Les pediría que dejaran los (posibles) prejuicios monárquicosy unionistas y se imaginaran otro escenario. No sé, una autonomía del centro de España donde unos sindicalistas que protestan en un hospital público contra el consejero del ramo son expedientados. En la siguiente visita más empleados se manifiestan con los nombres en las camisetas. Cuando van a ser expedientados, más empleados acuden a la consejeria de Sanidad, etc. etc.

Pero además, estos hechos nos permitido ver fenómenos jamás antes vistos en la política de esta lado del rio Segre. En efecto, en defensa de las instituciones y del monarca, los progresistas de Ciutadans (y compañeros de viaje) convocaron la primera manifestación barcelonesa en favor  del  soberano. No a favor del Generalisimo, que ya hemos tenido, sino , insisito, a favor del Rey. ¡Inaudito! ¡Quizá en tiempos de Jaume I hubo alguna!

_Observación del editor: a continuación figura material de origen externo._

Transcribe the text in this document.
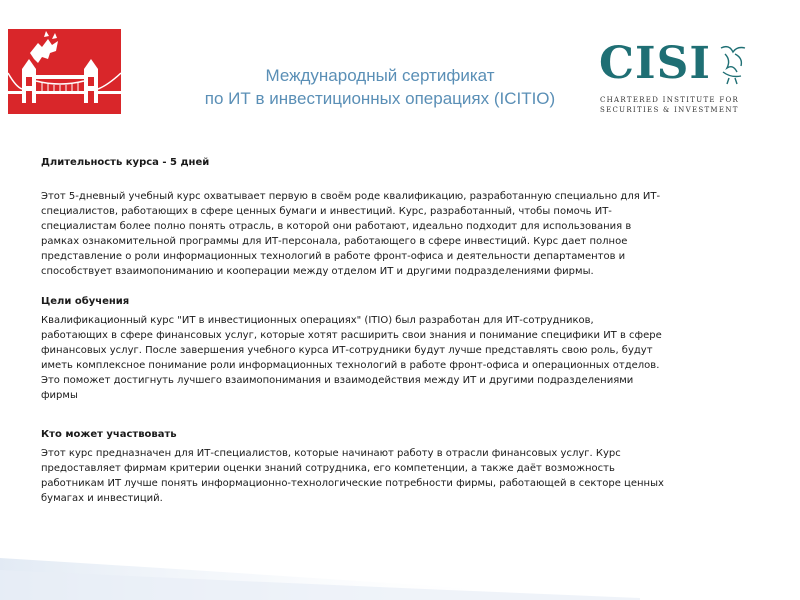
Международный сертификат
по ИТ в инвестиционных операциях (ICITIO)
CISI
CHARTERED INSTITUTE FOR
SECURITIES & INVESTMENT

Длительность курса - 5 дней

Этот 5-дневный учебный курс охватывает первую в своём роде квалификацию, разработанную специально для ИТ-
специалистов, работающих в сфере ценных бумаги и инвестиций. Курс, разработанный, чтобы помочь ИТ-
специалистам более полно понять отрасль, в которой они работают, идеально подходит для использования в
рамках ознакомительной программы для ИТ-персонала, работающего в сфере инвестиций. Курс дает полное
представление о роли информационных технологий в работе фронт-офиса и деятельности департаментов и
способствует взаимопониманию и кооперации между отделом ИТ и другими подразделениями фирмы.

Цели обучения

Квалификационный курс "ИТ в инвестиционных операциях" (ITIO) был разработан для ИТ-сотрудников,
работающих в сфере финансовых услуг, которые хотят расширить свои знания и понимание специфики ИТ в сфере
финансовых услуг. После завершения учебного курса ИТ-сотрудники будут лучше представлять свою роль, будут
иметь комплексное понимание роли информационных технологий в работе фронт-офиса и операционных отделов.
Это поможет достигнуть лучшего взаимопонимания и взаимодействия между ИТ и другими подразделениями
фирмы

Кто может участвовать

Этот курс предназначен для ИТ-специалистов, которые начинают работу в отрасли финансовых услуг. Курс
предоставляет фирмам критерии оценки знаний сотрудника, его компетенции, а также даёт возможность
работникам ИТ лучше понять информационно-технологические потребности фирмы, работающей в секторе ценных
бумагах и инвестиций.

No menos cómico es ver a José Oneto asombrarase del mutismo de los próceres catalanes al respecto. Es decir, que se creía  la versión sensacionalista de los media madrileños sobre un estado de semirevolución sólo porque cada fin de semana a los chicos de las CUP (y compañeros de viaje) les daba por montar alguna performance antimonárquica. Quizá sabiendo la encuesta anteriormente citada entendería que sólo C’s y PP intentaran sacar tajada electoral, mientras que habida cuenta del republicanismo y el melasudismo imperante en el resto de votantes de los demás partidos, casi era mejor no mojarse, no te fueran a asociar con el ABC, Mundo, etc. Sobre este particular, un cierto republicanismo populista y chusco de la sociedad catalana, recomendamos el artículo de Puigverd criticandolo

Tambien hemos sabido, gracias a la participación de Jiménez Villarejo en los debates del 33 (el segundo canal autonómico), que el origen del delito de injuria a la bandera se basa en una ley de… ¡1940! que convenientemente tuneada  ha llegado hasta nuestra democracia actual.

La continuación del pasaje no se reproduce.